Source code content, credentials, and full LLM conversation bodies never leave the machine. Only structured metadata (tool name, capability, risk decomposition) goes to the cloud.
  • Audit log tampering: Ed25519 signature per row, chained by prev_hash. A single modification breaks the chain.
  • TLS MITM: per-hostname leaf certs signed by a local CA that never leaves the machine.
  • Cloud auth: deploy tokens are SHA-256 hashed in Redis, JWT for dashboard users.
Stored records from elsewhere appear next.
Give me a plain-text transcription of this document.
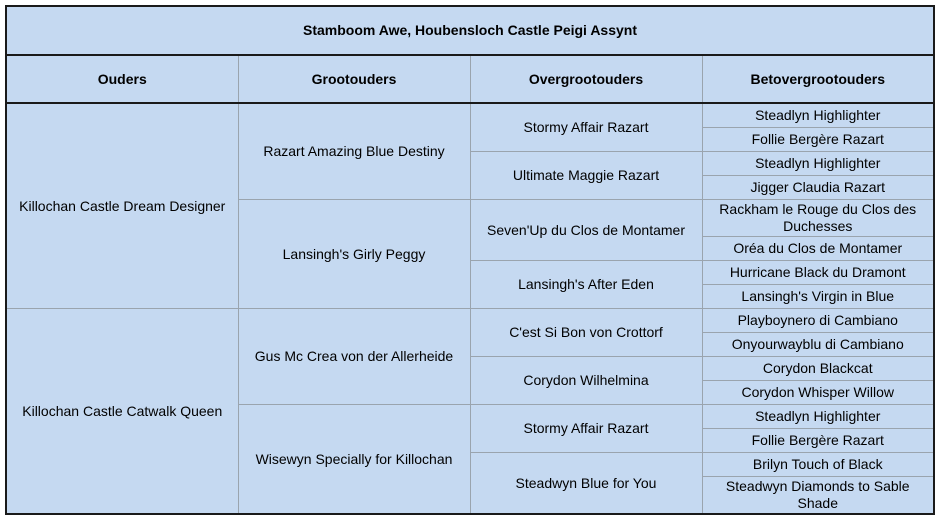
Stamboom Awe, Houbensloch Castle Peigi Assynt			
Ouders	Grootouders	Overgrootouders	Betovergrootouders
Killochan Castle Dream Designer	Razart Amazing Blue Destiny	Stormy Affair Razart	Steadlyn Highlighter
			Follie Bergère Razart
		Ultimate Maggie Razart	Steadlyn Highlighter
			Jigger Claudia Razart
	Lansingh's Girly Peggy	Seven'Up du Clos de Montamer	Rackham le Rouge du Clos des Duchesses
			Oréa du Clos de Montamer
		Lansingh's After Eden	Hurricane Black du Dramont
			Lansingh's Virgin in Blue
Killochan Castle Catwalk Queen	Gus Mc Crea von der Allerheide	C'est Si Bon von Crottorf	Playboynero di Cambiano
			Onyourwayblu di Cambiano
		Corydon Wilhelmina	Corydon Blackcat
			Corydon Whisper Willow
	Wisewyn Specially for Killochan	Stormy Affair Razart	Steadlyn Highlighter
			Follie Bergère Razart
		Steadwyn Blue for You	Brilyn Touch of Black
			Steadwyn Diamonds to Sable Shade
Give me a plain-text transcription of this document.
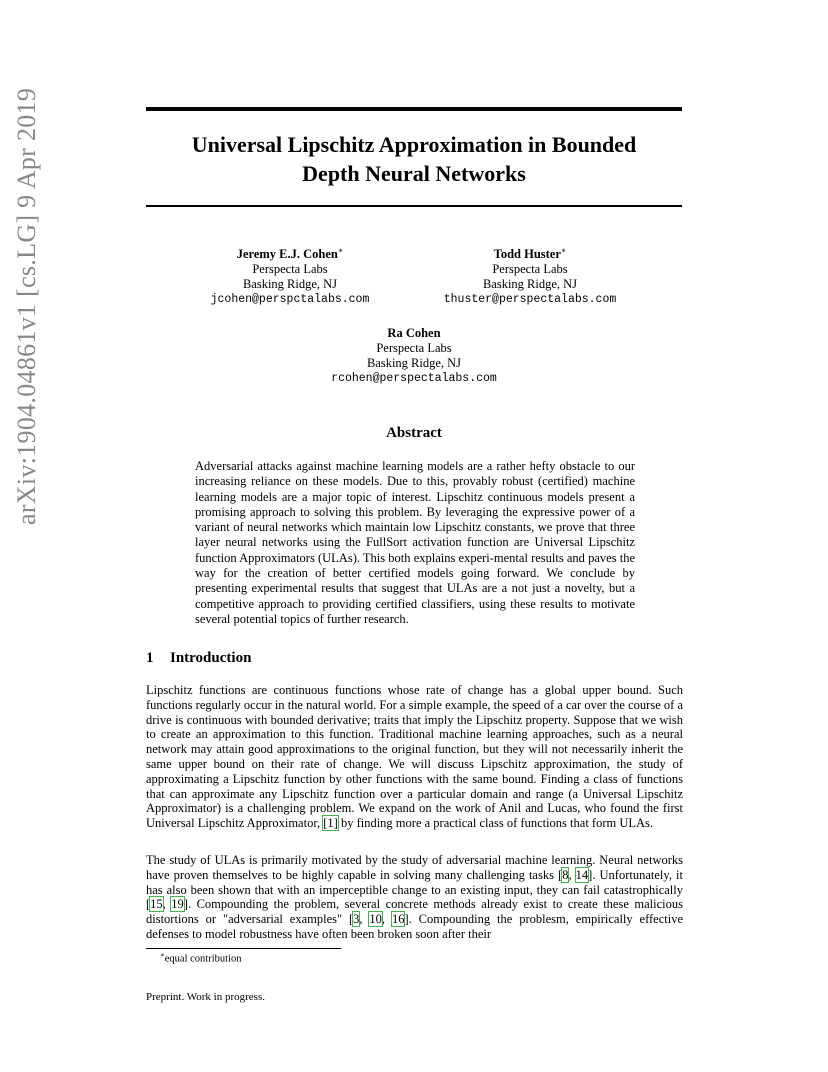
arXiv:1904.04861v1 [cs.LG] 9 Apr 2019	Universal Lipschitz Approximation in Bounded
Depth Neural Networks
Jeremy E.J. Cohen∗
Perspecta Labs
Basking Ridge, NJ
jcohen@perspctalabs.com
Todd Huster∗
Perspecta Labs
Basking Ridge, NJ
thuster@perspectalabs.com
Ra Cohen
Perspecta Labs
Basking Ridge, NJ
rcohen@perspectalabs.com
Abstract
Adversarial attacks against machine learning models are a rather hefty obstacle to our increasing reliance on these models. Due to this, provably robust (certified) machine learning models are a major topic of interest. Lipschitz continuous models present a promising approach to solving this problem. By leveraging the expressive power of a variant of neural networks which maintain low Lipschitz constants, we prove that three layer neural networks using the FullSort activation function are Universal Lipschitz function Approximators (ULAs). This both explains experi-mental results and paves the way for the creation of better certified models going forward. We conclude by presenting experimental results that suggest that ULAs are a not just a novelty, but a competitive approach to providing certified classifiers, using these results to motivate several potential topics of further research.
1 Introduction

Lipschitz functions are continuous functions whose rate of change has a global upper bound. Such functions regularly occur in the natural world. For a simple example, the speed of a car over the course of a drive is continuous with bounded derivative; traits that imply the Lipschitz property. Suppose that we wish to create an approximation to this function. Traditional machine learning approaches, such as a neural network may attain good approximations to the original function, but they will not necessarily inherit the same upper bound on their rate of change. We will discuss Lipschitz approximation, the study of approximating a Lipschitz function by other functions with the same bound. Finding a class of functions that can approximate any Lipschitz function over a particular domain and range (a Universal Lipschitz Approximator) is a challenging problem. We expand on the work of Anil and Lucas, who found the first Universal Lipschitz Approximator, [1] by finding more a practical class of functions that form ULAs.

The study of ULAs is primarily motivated by the study of adversarial machine learning. Neural networks have proven themselves to be highly capable in solving many challenging tasks [8, 14]. Unfortunately, it has also been shown that with an imperceptible change to an existing input, they can fail catastrophically [15, 19]. Compounding the problem, several concrete methods already exist to create these malicious distortions or "adversarial examples" [3, 10, 16]. Compounding the problesm, empirically effective defenses to model robustness have often been broken soon after their

∗equal contribution
Preprint. Work in progress.
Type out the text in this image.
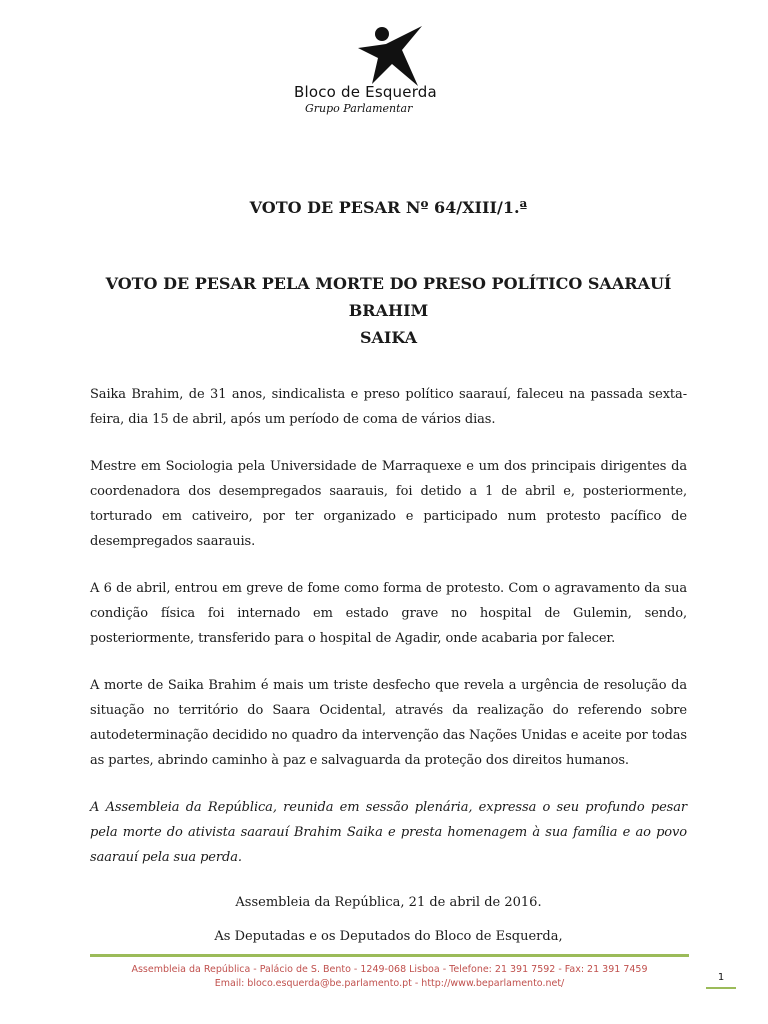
Bloco de Esquerda
Grupo Parlamentar
VOTO DE PESAR Nº 64/XIII/1.ª
VOTO DE PESAR PELA MORTE DO PRESO POLÍTICO SAARAUÍ BRAHIM
SAIKA

Saika Brahim, de 31 anos, sindicalista e preso político saarauí, faleceu na passada sexta-feira, dia 15 de abril, após um período de coma de vários dias.

Mestre em Sociologia pela Universidade de Marraquexe e um dos principais dirigentes da coordenadora dos desempregados saarauis, foi detido a 1 de abril e, posteriormente, torturado em cativeiro, por ter organizado e participado num protesto pacífico de desempregados saarauis.

A 6 de abril, entrou em greve de fome como forma de protesto. Com o agravamento da sua condição física foi internado em estado grave no hospital de Gulemin, sendo, posteriormente, transferido para o hospital de Agadir, onde acabaria por falecer.

A morte de Saika Brahim é mais um triste desfecho que revela a urgência de resolução da situação no território do Saara Ocidental, através da realização do referendo sobre autodeterminação decidido no quadro da intervenção das Nações Unidas e aceite por todas as partes, abrindo caminho à paz e salvaguarda da proteção dos direitos humanos.

A Assembleia da República, reunida em sessão plenária, expressa o seu profundo pesar pela morte do ativista saarauí Brahim Saika e presta homenagem à sua família e ao povo saarauí pela sua perda.

Assembleia da República, 21 de abril de 2016.

As Deputadas e os Deputados do Bloco de Esquerda,

Assembleia da República - Palácio de S. Bento - 1249-068 Lisboa - Telefone: 21 391 7592 - Fax: 21 391 7459
Email: bloco.esquerda@be.parlamento.pt - http://www.beparlamento.net/
1
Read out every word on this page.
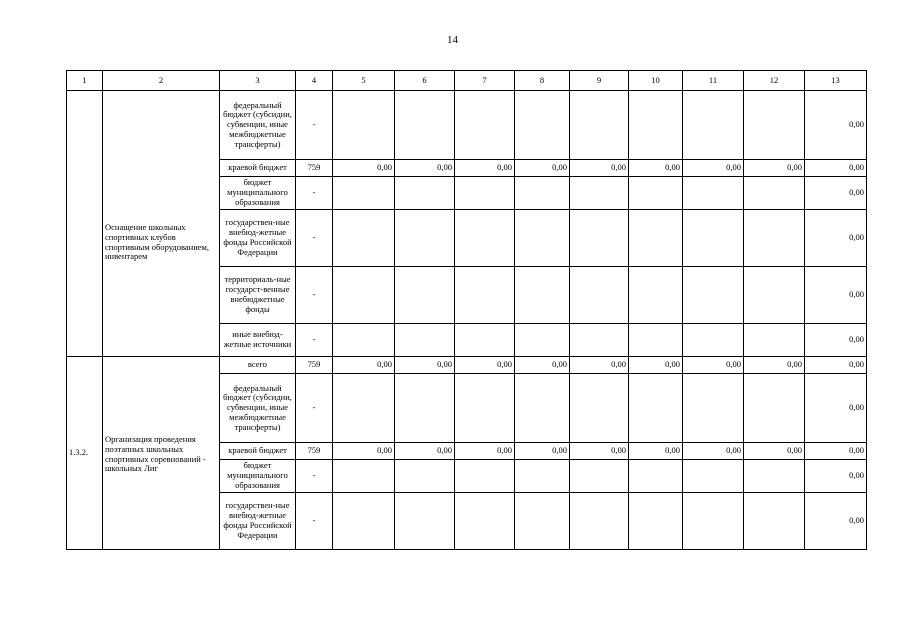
14
1	2	3	4	5	6	7	8	9	10	11	12	13
	Оснащение школьных спортивных клубов спортивным оборудованием, инвентарем	федеральный бюджет (субсидии, субвенции, иные межбюджетные трансферты)	-									0,00
		краевой бюджет	759	0,00	0,00	0,00	0,00	0,00	0,00	0,00	0,00	0,00
		бюджет муниципального образования	-									0,00
		государствен-ные внебюд-жетные фонды Российской Федерации	-									0,00
		территориаль-ные государст-венные внебюджетные фонды	-									0,00
		иные внебюд-жетные источники	-									0,00
1.3.2.	Организация проведения поэтапных школьных спортивных соревнований - школьных Лиг	всего	759	0,00	0,00	0,00	0,00	0,00	0,00	0,00	0,00	0,00
		федеральный бюджет (субсидии, субвенции, иные межбюджетные трансферты)	-									0,00
		краевой бюджет	759	0,00	0,00	0,00	0,00	0,00	0,00	0,00	0,00	0,00
		бюджет муниципального образования	-									0,00
		государствен-ные внебюд-жетные фонды Российской Федерации	-									0,00
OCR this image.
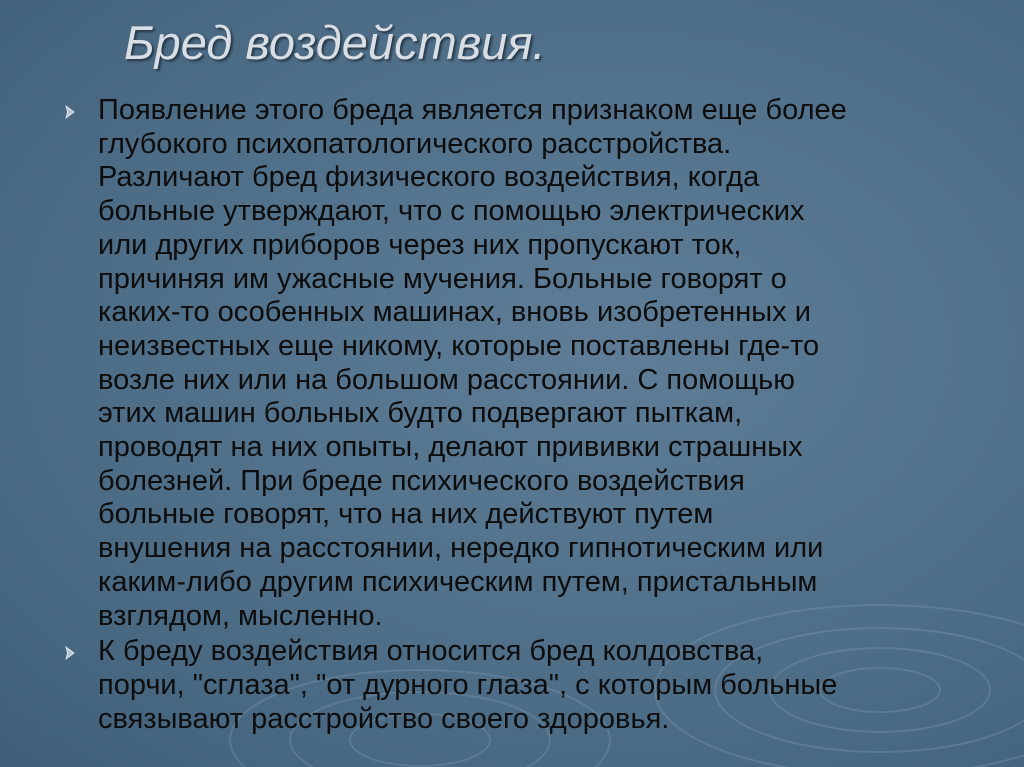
Бред воздействия.

Появление этого бреда является признаком еще более
глубокого психопатологического расстройства.
Различают бред физического воздействия, когда
больные утверждают, что с помощью электрических
или других приборов через них пропускают ток,
причиняя им ужасные мучения. Больные говорят о
каких-то особенных машинах, вновь изобретенных и
неизвестных еще никому, которые поставлены где-то
возле них или на большом расстоянии. С помощью
этих машин больных будто подвергают пыткам,
проводят на них опыты, делают прививки страшных
болезней. При бреде психического воздействия
больные говорят, что на них действуют путем
внушения на расстоянии, нередко гипнотическим или
каким-либо другим психическим путем, пристальным
взглядом, мысленно.

К бреду воздействия относится бред колдовства,
порчи, "сглаза", "от дурного глаза", с которым больные
связывают расстройство своего здоровья.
  • Tenant isolation: Postgres RLS on every tenant table, SNS/SQS FIFO ordering per session.

Design Principles

  1. Local-first capture, cloud-first scoring. Raw bodies stay on the machine. Normalized events flow to the cloud.
  2. Lossy at the edge, durable in the cloud. Under backpressure, the edge drops events rather than block user traffic. The cloud retries.
  3. Zero client changes where possible. Forward proxy plus NE means no SDK integration, no new endpoints.
  4. Session-centric model. Everything anchors to sessions, not raw events. Audit rows, cloud events, and dashboard views all join on session_id.
  5. Code signing first. Agent detection uses macOS code signing as the highest-confidence signal, falling back to process name and path matching only when signing data is unavailable.
  6. Tenant isolation at every layer. Deploy tokens are scoped to organizations. Postgres uses monthly partitions with row-level security. Cloud queues use FIFO ordering keyed by session.